Quoting her brother, she said, “He once said to me, ‘You know, thangachi, it's everyone's first time at the game of life.’ I'm a big video game person. And when he said that to me, it made me realize everyone is picking up this video game, this board game, whatever works for you, for the first time. My mom is just a girl. My dad's just a boy. They're living life and they're figuring it out for the first time themselves, right?”
She revealed that she only visited the Tamil homeland in 2020.
“I didn't go back to Sri Lanka, not back, I was born in Canada. I didn't visit Sri Lanka until 2020, when I was 18 years old. And that was because my parents, not to air them out, but they weren't ready to go back. It’s their first time at life and they have their own things to deal with.”
“Any person who wants to shame or pass any kind of judgment to my parents for not making that trip for their children sooner can screw off. Truly. My parents have their own baggage as people who fled a country fearing for their lives. And they're living life for the first time and they wanted to take their children back to Sri Lanka when they felt emotionally ready to do so and I am so thankful for that.”
“It’s all of our first times at life,” she concluded on this theme. “So let's not dismiss each other because then we're just going to start erasing each other.”
From Mullivaikkal to Gaza: standing firm as Tamil
“I've done amazing things representing Tamil Canadians all over the world,” Ramakrishnan said. “Talking about Mullivaikkal, talking about the Tamil genocide, which is incredibly important and we need to speak about it more."

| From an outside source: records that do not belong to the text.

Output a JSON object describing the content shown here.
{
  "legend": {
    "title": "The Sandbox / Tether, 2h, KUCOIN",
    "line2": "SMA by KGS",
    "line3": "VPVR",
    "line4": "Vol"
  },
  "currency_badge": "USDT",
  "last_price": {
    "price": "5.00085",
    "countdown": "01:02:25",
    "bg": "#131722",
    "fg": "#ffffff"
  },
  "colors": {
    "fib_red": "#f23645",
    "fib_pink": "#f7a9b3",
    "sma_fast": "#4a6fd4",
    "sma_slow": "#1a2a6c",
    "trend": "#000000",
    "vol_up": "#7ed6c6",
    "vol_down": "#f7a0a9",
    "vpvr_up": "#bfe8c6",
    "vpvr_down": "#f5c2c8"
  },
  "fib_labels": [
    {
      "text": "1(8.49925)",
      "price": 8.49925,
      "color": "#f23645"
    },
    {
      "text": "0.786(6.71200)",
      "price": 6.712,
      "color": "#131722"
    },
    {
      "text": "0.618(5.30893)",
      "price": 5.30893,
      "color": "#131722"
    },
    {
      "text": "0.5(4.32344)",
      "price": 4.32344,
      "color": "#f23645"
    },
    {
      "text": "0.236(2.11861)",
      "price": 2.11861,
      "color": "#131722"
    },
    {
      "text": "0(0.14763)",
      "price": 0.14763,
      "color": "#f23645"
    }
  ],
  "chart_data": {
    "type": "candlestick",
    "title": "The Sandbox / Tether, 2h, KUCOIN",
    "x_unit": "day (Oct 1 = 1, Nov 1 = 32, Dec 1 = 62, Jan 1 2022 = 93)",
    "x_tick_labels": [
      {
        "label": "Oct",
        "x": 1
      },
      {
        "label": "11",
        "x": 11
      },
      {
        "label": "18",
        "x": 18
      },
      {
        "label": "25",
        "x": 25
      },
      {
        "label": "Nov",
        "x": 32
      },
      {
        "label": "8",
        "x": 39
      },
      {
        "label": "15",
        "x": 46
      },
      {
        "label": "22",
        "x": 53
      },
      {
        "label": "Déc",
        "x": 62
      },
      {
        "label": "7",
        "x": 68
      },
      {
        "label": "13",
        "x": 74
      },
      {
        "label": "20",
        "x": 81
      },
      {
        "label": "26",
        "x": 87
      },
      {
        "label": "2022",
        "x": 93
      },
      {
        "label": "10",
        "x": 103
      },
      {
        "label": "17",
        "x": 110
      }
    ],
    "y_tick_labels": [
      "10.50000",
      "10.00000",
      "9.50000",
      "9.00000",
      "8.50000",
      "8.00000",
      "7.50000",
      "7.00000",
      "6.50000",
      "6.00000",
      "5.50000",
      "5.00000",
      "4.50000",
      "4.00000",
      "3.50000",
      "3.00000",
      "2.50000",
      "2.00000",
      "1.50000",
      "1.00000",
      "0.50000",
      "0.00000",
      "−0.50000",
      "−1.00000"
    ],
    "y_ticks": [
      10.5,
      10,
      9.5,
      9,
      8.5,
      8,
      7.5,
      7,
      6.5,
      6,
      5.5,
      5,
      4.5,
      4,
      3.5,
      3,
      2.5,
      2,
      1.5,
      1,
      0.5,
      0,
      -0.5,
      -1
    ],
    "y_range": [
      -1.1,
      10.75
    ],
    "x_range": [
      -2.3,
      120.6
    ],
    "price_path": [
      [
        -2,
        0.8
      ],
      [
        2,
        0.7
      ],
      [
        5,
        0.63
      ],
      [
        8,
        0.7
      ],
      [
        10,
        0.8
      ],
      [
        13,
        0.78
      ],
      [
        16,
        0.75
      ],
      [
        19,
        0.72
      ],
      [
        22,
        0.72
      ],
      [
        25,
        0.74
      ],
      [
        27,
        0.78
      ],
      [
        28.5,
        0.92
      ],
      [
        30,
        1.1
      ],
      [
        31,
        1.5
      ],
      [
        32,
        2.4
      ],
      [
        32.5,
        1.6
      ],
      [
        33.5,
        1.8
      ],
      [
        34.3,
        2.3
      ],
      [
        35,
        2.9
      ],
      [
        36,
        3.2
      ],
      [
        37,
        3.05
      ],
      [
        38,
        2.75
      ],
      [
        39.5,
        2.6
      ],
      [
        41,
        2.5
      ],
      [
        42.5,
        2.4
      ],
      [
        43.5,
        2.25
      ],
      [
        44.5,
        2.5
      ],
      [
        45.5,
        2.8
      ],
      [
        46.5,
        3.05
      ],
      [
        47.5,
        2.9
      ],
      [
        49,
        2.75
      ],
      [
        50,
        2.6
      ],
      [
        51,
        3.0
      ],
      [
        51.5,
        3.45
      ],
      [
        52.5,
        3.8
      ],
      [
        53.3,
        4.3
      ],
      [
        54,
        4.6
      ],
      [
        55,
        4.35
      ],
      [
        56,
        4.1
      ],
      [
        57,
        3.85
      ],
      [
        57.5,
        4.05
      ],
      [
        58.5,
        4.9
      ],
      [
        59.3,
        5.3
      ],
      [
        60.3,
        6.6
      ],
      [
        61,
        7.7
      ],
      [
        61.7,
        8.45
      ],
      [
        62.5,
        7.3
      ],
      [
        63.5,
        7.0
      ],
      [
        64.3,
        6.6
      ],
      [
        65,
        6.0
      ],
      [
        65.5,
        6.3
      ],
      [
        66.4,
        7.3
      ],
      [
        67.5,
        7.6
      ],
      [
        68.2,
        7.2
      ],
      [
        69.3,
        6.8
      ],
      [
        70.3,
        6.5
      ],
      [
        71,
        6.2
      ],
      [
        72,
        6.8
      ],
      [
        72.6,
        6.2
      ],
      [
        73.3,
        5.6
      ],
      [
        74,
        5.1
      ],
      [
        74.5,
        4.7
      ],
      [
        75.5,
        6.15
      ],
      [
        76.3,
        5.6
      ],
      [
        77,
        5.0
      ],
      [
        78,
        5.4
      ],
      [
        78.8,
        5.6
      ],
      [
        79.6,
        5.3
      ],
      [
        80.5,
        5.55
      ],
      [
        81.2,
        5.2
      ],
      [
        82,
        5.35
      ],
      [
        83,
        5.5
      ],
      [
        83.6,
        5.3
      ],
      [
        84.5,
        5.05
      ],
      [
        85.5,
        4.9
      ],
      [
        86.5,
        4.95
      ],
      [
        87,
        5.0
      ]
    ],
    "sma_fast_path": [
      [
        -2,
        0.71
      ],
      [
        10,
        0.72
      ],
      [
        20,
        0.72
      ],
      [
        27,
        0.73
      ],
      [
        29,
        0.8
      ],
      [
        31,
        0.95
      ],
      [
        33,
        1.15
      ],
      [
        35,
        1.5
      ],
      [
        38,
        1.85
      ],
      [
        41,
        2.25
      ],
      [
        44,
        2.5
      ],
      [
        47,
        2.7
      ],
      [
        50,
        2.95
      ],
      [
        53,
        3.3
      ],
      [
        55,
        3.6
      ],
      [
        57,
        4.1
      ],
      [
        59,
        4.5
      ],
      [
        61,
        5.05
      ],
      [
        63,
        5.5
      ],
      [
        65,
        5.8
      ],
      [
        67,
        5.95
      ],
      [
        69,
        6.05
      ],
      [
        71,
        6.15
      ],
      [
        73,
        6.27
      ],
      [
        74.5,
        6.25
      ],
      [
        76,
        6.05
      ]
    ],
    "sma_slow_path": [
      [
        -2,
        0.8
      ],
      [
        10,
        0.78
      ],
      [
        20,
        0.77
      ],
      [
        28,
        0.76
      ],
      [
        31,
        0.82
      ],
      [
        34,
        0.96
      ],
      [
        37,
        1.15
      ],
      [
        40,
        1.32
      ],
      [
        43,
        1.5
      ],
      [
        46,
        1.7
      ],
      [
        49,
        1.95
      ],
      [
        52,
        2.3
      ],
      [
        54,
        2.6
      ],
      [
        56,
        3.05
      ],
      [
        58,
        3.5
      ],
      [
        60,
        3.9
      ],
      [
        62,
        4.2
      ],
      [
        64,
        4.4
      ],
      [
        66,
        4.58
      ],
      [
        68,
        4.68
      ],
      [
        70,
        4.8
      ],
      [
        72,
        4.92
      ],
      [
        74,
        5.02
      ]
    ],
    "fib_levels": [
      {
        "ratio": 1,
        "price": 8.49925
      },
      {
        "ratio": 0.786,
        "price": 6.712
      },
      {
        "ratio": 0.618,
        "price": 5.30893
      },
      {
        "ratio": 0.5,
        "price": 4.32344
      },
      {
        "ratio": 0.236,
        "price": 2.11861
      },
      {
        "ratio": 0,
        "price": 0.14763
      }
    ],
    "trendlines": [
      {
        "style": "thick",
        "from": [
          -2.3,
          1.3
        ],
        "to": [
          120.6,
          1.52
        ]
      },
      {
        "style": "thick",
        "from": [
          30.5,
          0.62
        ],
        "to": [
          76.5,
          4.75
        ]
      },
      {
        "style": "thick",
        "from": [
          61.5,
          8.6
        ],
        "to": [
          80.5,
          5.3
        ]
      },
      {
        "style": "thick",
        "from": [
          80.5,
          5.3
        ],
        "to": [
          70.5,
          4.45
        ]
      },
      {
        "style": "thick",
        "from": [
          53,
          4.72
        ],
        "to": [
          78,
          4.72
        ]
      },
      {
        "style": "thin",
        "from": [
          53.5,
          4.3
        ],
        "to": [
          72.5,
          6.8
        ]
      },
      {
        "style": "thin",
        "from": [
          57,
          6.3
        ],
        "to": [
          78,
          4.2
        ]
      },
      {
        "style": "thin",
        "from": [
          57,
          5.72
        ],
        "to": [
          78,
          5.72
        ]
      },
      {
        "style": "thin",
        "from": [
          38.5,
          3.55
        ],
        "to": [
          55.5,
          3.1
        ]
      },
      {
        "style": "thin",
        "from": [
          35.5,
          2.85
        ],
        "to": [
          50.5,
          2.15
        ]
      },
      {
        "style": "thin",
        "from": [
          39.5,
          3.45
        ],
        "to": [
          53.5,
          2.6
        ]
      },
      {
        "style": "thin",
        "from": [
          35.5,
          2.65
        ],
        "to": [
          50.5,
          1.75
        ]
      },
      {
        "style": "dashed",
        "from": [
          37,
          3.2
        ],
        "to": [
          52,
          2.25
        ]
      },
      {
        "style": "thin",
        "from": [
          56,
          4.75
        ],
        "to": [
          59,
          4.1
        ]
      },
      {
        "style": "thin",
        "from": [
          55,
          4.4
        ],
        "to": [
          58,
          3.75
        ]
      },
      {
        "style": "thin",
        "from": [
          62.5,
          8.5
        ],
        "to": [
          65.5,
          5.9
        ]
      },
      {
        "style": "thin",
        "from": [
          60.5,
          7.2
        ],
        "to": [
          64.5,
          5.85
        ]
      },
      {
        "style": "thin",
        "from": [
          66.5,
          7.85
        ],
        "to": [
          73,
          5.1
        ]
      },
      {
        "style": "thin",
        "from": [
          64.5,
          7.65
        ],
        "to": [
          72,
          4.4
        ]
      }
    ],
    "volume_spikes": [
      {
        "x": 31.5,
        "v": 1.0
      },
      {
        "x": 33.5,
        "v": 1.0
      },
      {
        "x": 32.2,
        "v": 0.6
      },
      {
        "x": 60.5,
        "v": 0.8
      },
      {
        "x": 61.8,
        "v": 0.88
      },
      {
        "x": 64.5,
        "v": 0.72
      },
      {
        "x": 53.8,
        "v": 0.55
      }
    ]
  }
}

“If we're not going to have solidarity with Palestinians, what are we doing?” she said. “The hypocrisy is crazy. Just saying. Okay? Let's talk about it. The Gaza strip is looking really familiar.”
She also criticised the way brown people are flattened into a single “Indian” category in mainstream discourse, including around online racism.
“At the end of the day to the white man we're all just Indian. Where in India? I don't know. What do we speak? Indian. What do we look like? Indian. It's just all Indian at the end of the day,” she said.
“Indian hate online is like the worst it has ever been. It is objectively the worst time to be a brown person on the internet, but the conversation will all be around being Indian on the internet. But we all know here that that's not the full case. It's being brown, right?”
Her answer to that erasure was a call to collective confidence.
“We gotta stand firm on our Tamil identity, who we are as a community. And it starts by uplifting each other. Maybe just be empathetic, stop caring about what will people think.”
She also challenged the community to think twice before its instinct to gossip.
“Next time, you know, you're gonna judge someone’s sari when they pull up to the function, maybe you'll think twice now. Maybe you'll think twice. And instead of judging what they wear to the function, or who's talking to who, or what kid of whatever uncle or auntie who's now not going to university, they're taking a gap year. Maybe next time instead of judging them, you'll just shut up.”
As she wrapped up, Ramakrishnan returned to humour, but her message stayed sharp.
“Anyways, thank you guys for having me. I realize I talk a lot. I'm Tamil and also a comedian. It's a terrible mix to try and get me to shut up. But thank you guys for having me and enjoy the rest of your night. Thank you.”